With recent research showing that school principals experience a higher prevalence of offensive behaviour at work, burnout, stress and sleeping troubles, the Principals Australia Institute has called on Australians to respect and support school principals and requested that parents, carers and communities actively and positively engage with their school principals and school leaders.

The Institute’s CEO Jim Davies recommended that school communities create space for principals to get to the core business – leading quality teaching and learning in their schools – and find ways the principal can put effort into the things that account for students in classrooms.

“Principals are not shying away from [autonomy] at all,” Davies told Education Matters. “In fact, principals are welcoming the sense of more autonomy, but what comes with more autonomy is authority, responsibility and accountability, so giving school principals more autonomy actually provides them with more authority and that brings with it more responsibility associated with the decisions and directions that have been taken at a local level and, indeed, the accountability that goes with that.

“One thing that needs to be said about this is that the context of every school and every school community is in many ways is unique. School leadership is contextualised by school location, what sector it belongs to, the nature of its community, socioeconomic background of its students and so on, and leadership is very much embedded in those local contexts. One of the big demands on principals is adapting their leadership to local context of the school.”

The PAI has launched a national workshop series aimed at supporting the wellbeing of principals and teachers.
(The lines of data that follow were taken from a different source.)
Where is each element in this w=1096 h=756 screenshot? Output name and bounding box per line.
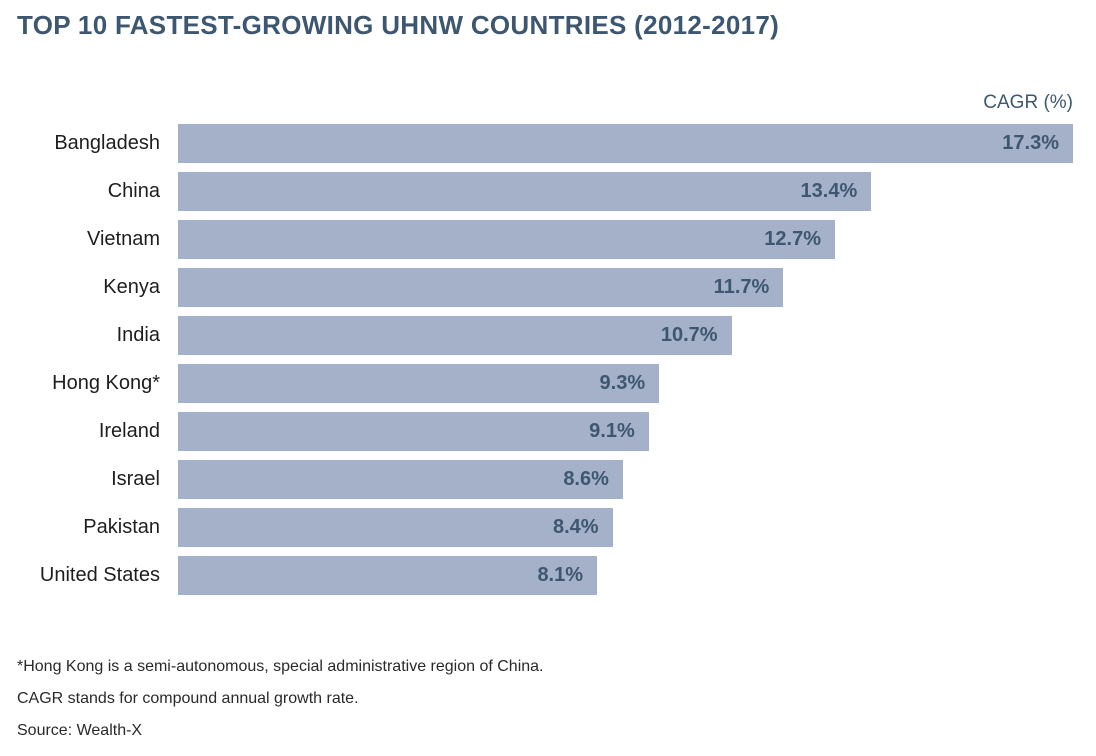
- bar-row: Kenya 11.7%: [0, 268, 1096, 307]
- bar-value-label: 12.7%: [764, 228, 822, 250]
- bar-row: India 10.7%: [0, 316, 1096, 355]
- bar-track: 8.4%: [178, 508, 1073, 547]
- bar-value-label: 17.3%: [1002, 132, 1059, 154]
- country-label: Ireland: [98, 420, 160, 442]
- bar-value-label: 10.7%: [660, 324, 718, 346]
- country-label: India: [116, 324, 160, 346]
- bar-value-label: 8.6%: [563, 468, 609, 490]
- bar-track: 13.4%: [178, 172, 1073, 211]
- footnote-hong-kong: *Hong Kong is a semi-autonomous, special…: [17, 658, 544, 675]
- bar: 8.6%: [178, 460, 623, 499]
- bar: 17.3%: [178, 124, 1073, 163]
- bar-track: 8.6%: [178, 460, 1073, 499]
- bar: 12.7%: [178, 220, 836, 259]
- bar-row: China 13.4%: [0, 172, 1096, 211]
- footnotes: *Hong Kong is a semi-autonomous, special…: [17, 659, 544, 755]
- bar: 8.4%: [178, 508, 613, 547]
- country-label: United States: [39, 564, 160, 586]
- bar: 11.7%: [178, 268, 784, 307]
- country-label: China: [107, 180, 160, 202]
- country-label: Hong Kong*: [52, 372, 160, 394]
- bar: 8.1%: [178, 556, 598, 595]
- bar: 9.1%: [178, 412, 649, 451]
- bar-value-label: 9.1%: [589, 420, 635, 442]
- bar-track: 11.7%: [178, 268, 1073, 307]
- bar-track: 10.7%: [178, 316, 1073, 355]
- bar-value-label: 8.1%: [537, 564, 584, 586]
- bar-row: Bangladesh 17.3%: [0, 124, 1096, 163]
- footnote-source: Source: Wealth-X: [17, 722, 143, 739]
- bar: 10.7%: [178, 316, 732, 355]
- bar-track: 9.3%: [178, 364, 1073, 403]
- bar: 9.3%: [178, 364, 660, 403]
- bar-row: Israel 8.6%: [0, 460, 1096, 499]
- bar-track: 9.1%: [178, 412, 1073, 451]
- footnote-cagr-definition: CAGR stands for compound annual growth r…: [17, 690, 359, 707]
- country-label: Israel: [111, 468, 160, 490]
- axis-label-cagr: CAGR (%): [983, 92, 1073, 113]
- bar-row: Pakistan 8.4%: [0, 508, 1096, 547]
- country-label: Kenya: [103, 276, 160, 298]
- bar-row: United States 8.1%: [0, 556, 1096, 595]
- country-label: Bangladesh: [54, 132, 160, 154]
- bar-value-label: 11.7%: [713, 276, 770, 298]
- country-label: Vietnam: [86, 228, 160, 250]
- country-label: Pakistan: [83, 516, 160, 538]
- bar-track: 12.7%: [178, 220, 1073, 259]
- bar-value-label: 8.4%: [552, 516, 599, 538]
- bar-row: Hong Kong* 9.3%: [0, 364, 1096, 403]
- chart-title: TOP 10 FASTEST-GROWING UHNW COUNTRIES (2…: [17, 10, 780, 40]
- bar-row: Vietnam 12.7%: [0, 220, 1096, 259]
- bar-value-label: 13.4%: [800, 180, 858, 202]
- bar-track: 8.1%: [178, 556, 1073, 595]
- bar-value-label: 9.3%: [599, 372, 646, 394]
- bar: 13.4%: [178, 172, 872, 211]
- bar-chart: Bangladesh 17.3% China 13.4% Vietnam 12.…: [0, 124, 1096, 604]
- bar-track: 17.3%: [178, 124, 1073, 163]
- bar-row: Ireland 9.1%: [0, 412, 1096, 451]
Its recently-released kit and training program – workON Health and Wellbeing – is designed to assist school leaders to strengthen staff health and wellbeing strategies in their school.

“It is a highly complex professional job and the demands of the job impact variously on people as they engage with the profession,” Davies said. “It’s not a reason for people to shy away from the profession, the direct opposite, it’s about understanding that those pressures are there and what we’re endeavouring to do with the workON program is to find ways and means that these professionals that engage with this activity are supported and are equipped to deal with the daily pressures that comes with the job.”

The Institute is also calling on parents, carers and communities to actively and positively engage with their school principals and school leaders.

Davies recommends that parents talk positively with their children about the sense of school leadership and their support to the school leader, and deal with any issues that arise directly with the school leader rather than involving their children.

“If I can get a message to parents in all of this it’s always talk positively and confidently about what the school and the school’s leadership and teachers can do for and with your child,” he said. “If there are circumstances where things aren’t going right in the parent’s eyes, go and talk to the school principal, go and talk to the teachers and resolve those issues adult to adult – it’s about engaging with each other for the benefit of the child and then we leave the child in a space of confidence and positive attention to what they’re trying to do at school.”

The workON Health and Wellbeing workshops are touring the country throughout March.